Author: Elizabeth D. Ferrill
Editor: Stephanie M. Sanders
On Friday April 15, the USPTO published a Federal Register notice (81 Fed. Reg. 22233 (Apr. 15, 2016)) seeking comments on new guidelines for the application of the written description requirement to design patent applications.
In February 2014, the USPTO released an earlier set of draft guidelines for applying the written description requirement to design patent applications that focused on a set of “factors” used to determine if an amended claim, or a claim in a continuation design application that includes only a subset of originally disclosed elements, met the written description requirements under 35 U.S.C. § 112. After conducting a public Roundtable discussion with the design patent bar and receiving public comments, the USPTO decided to rethink this approach.

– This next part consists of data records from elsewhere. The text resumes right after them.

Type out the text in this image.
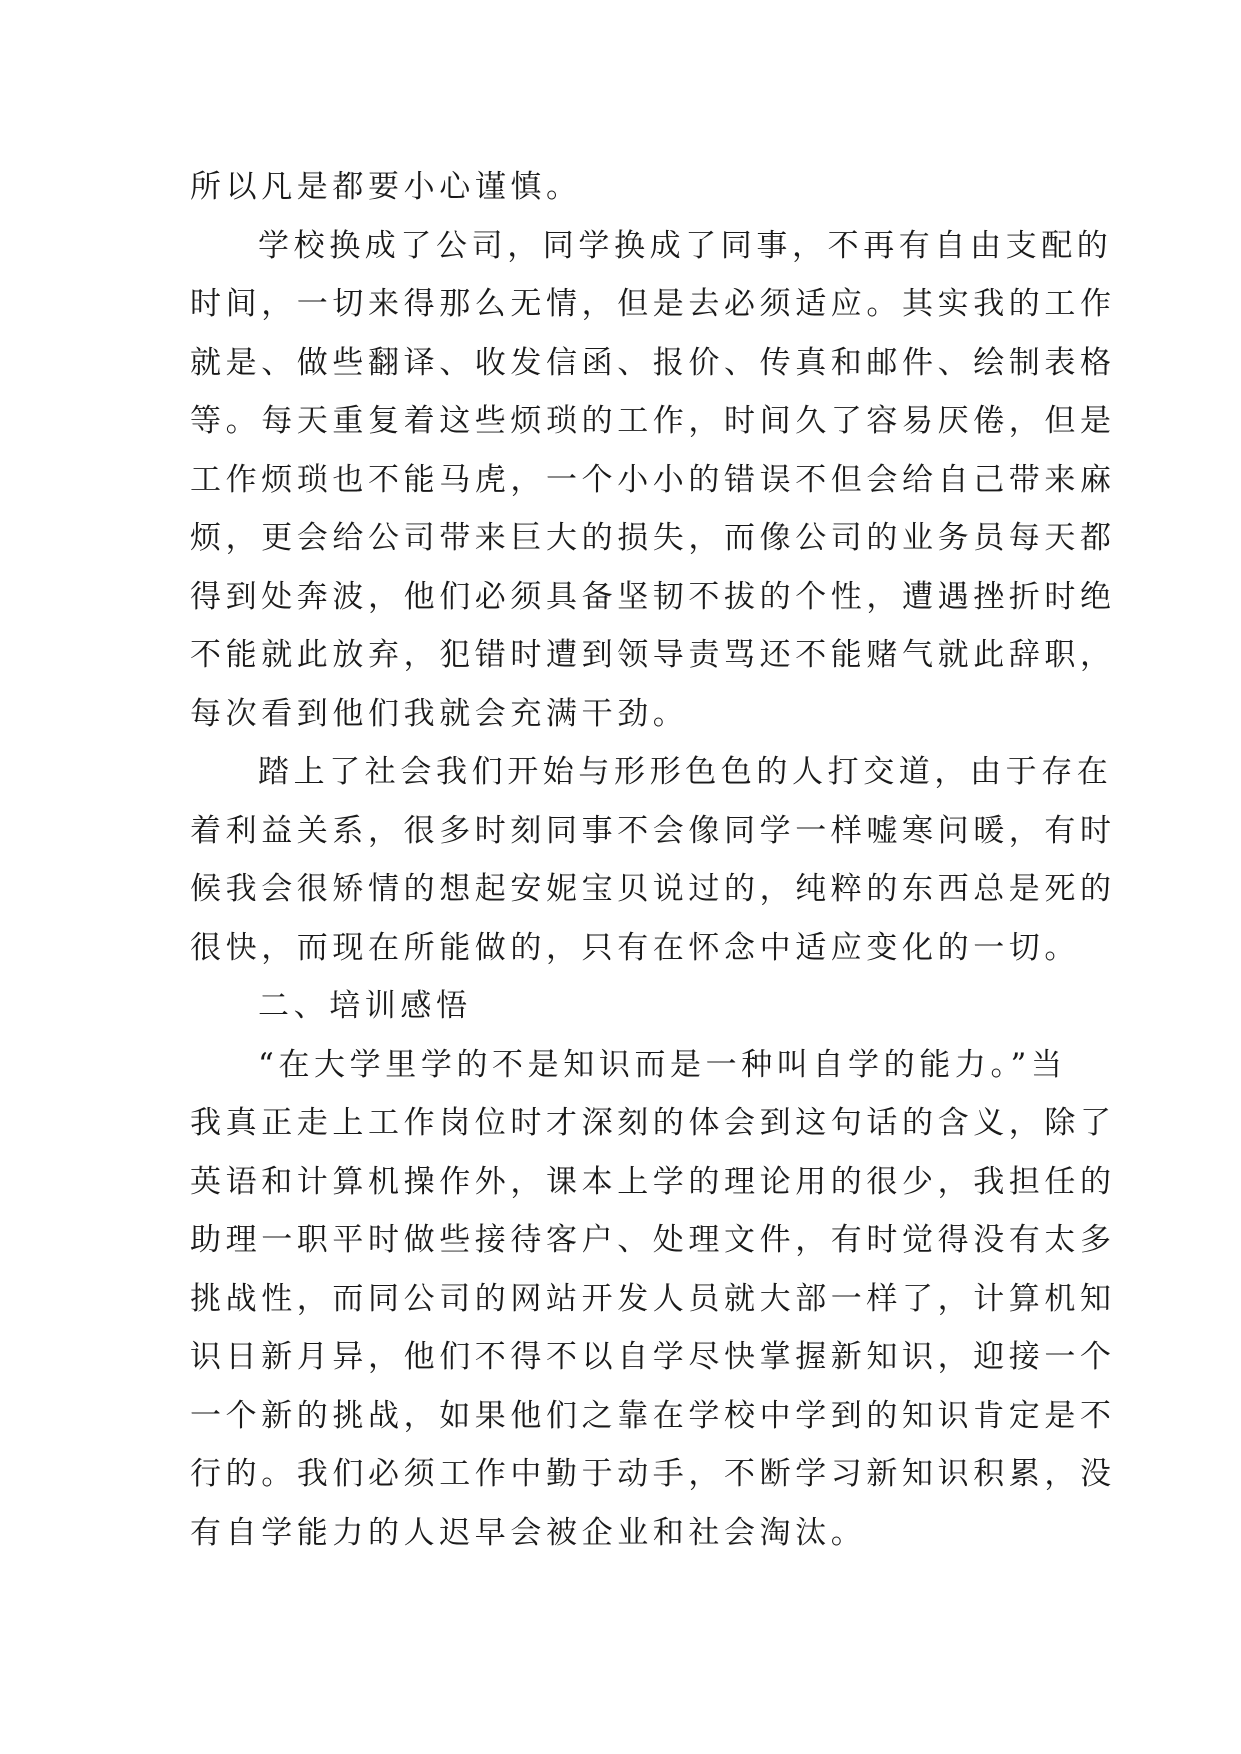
所以凡是都要小心谨慎。
学校换成了公司，同学换成了同事，不再有自由支配的
时间，一切来得那么无情，但是去必须适应。其实我的工作
就是、做些翻译、收发信函、报价、传真和邮件、绘制表格
等。每天重复着这些烦琐的工作，时间久了容易厌倦，但是
工作烦琐也不能马虎，一个小小的错误不但会给自己带来麻
烦，更会给公司带来巨大的损失，而像公司的业务员每天都
得到处奔波，他们必须具备坚韧不拔的个性，遭遇挫折时绝
不能就此放弃，犯错时遭到领导责骂还不能赌气就此辞职，
每次看到他们我就会充满干劲。
踏上了社会我们开始与形形色色的人打交道，由于存在
着利益关系，很多时刻同事不会像同学一样嘘寒问暖，有时
候我会很矫情的想起安妮宝贝说过的，纯粹的东西总是死的
很快，而现在所能做的，只有在怀念中适应变化的一切。
二、培训感悟
“在大学里学的不是知识而是一种叫自学的能力。”当
我真正走上工作岗位时才深刻的体会到这句话的含义，除了
英语和计算机操作外，课本上学的理论用的很少，我担任的
助理一职平时做些接待客户、处理文件，有时觉得没有太多
挑战性，而同公司的网站开发人员就大部一样了，计算机知
识日新月异，他们不得不以自学尽快掌握新知识，迎接一个
一个新的挑战，如果他们之靠在学校中学到的知识肯定是不
行的。我们必须工作中勤于动手，不断学习新知识积累，没
有自学能力的人迟早会被企业和社会淘汰。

The new guidelines focus on Federal Circuit precedent, specifically Ariad Pharms., Inc. v. Eli Lilly & Co., 598 F.3d 1336 (Fed. Cir. 2010), and other design patent specific case law, including Racing Strollers Inc., v. TRI Industries, Inc., 878 F.2d 1418 (Fed. Cir. 1989), In re Daniels, 144 F.3d 1452 (Fed. Cir. 1998), and In re Owens, 710 F.3d 1362 (Fed. Cir. 2013). In applying the newly-formulated guidelines, the USPTO proposes that the examiner would consider all parts of the originally-filed application (for amendments) or parent application (for continuations), including the title, any descriptive statements, the drawings, and the nature and intended use of the article embodying the claimed design, before making an initial rejection on lack of written description. Upon reply by the applicant and before making a final rejection, the examiner would consider any amendments, as well as any affidavits or declarations from the applicant. However, the guidelines do not specify the criteria by which such an affidavit or declaration would be considered beyond citing to Federal Circuit precedent holding that conclusory statements about whether a person skilled in the art reading the original application would recognize that the inventor was in possession of the invention are not sufficient. See In re Alton, 76 F.3d 1168, 1176 (Fed. Cir. 1996).
The USPTO is requesting comments on this proposed approach, along with specific examples from the public that demonstrate adequate written description and examples that demonstrate a lack of written description. Comments are due to the USPTO by June 14, 2016. The AIPLA and IPO committees on design rights are studying the guidelines and plan to provide comments to the USPTO, if appropriate.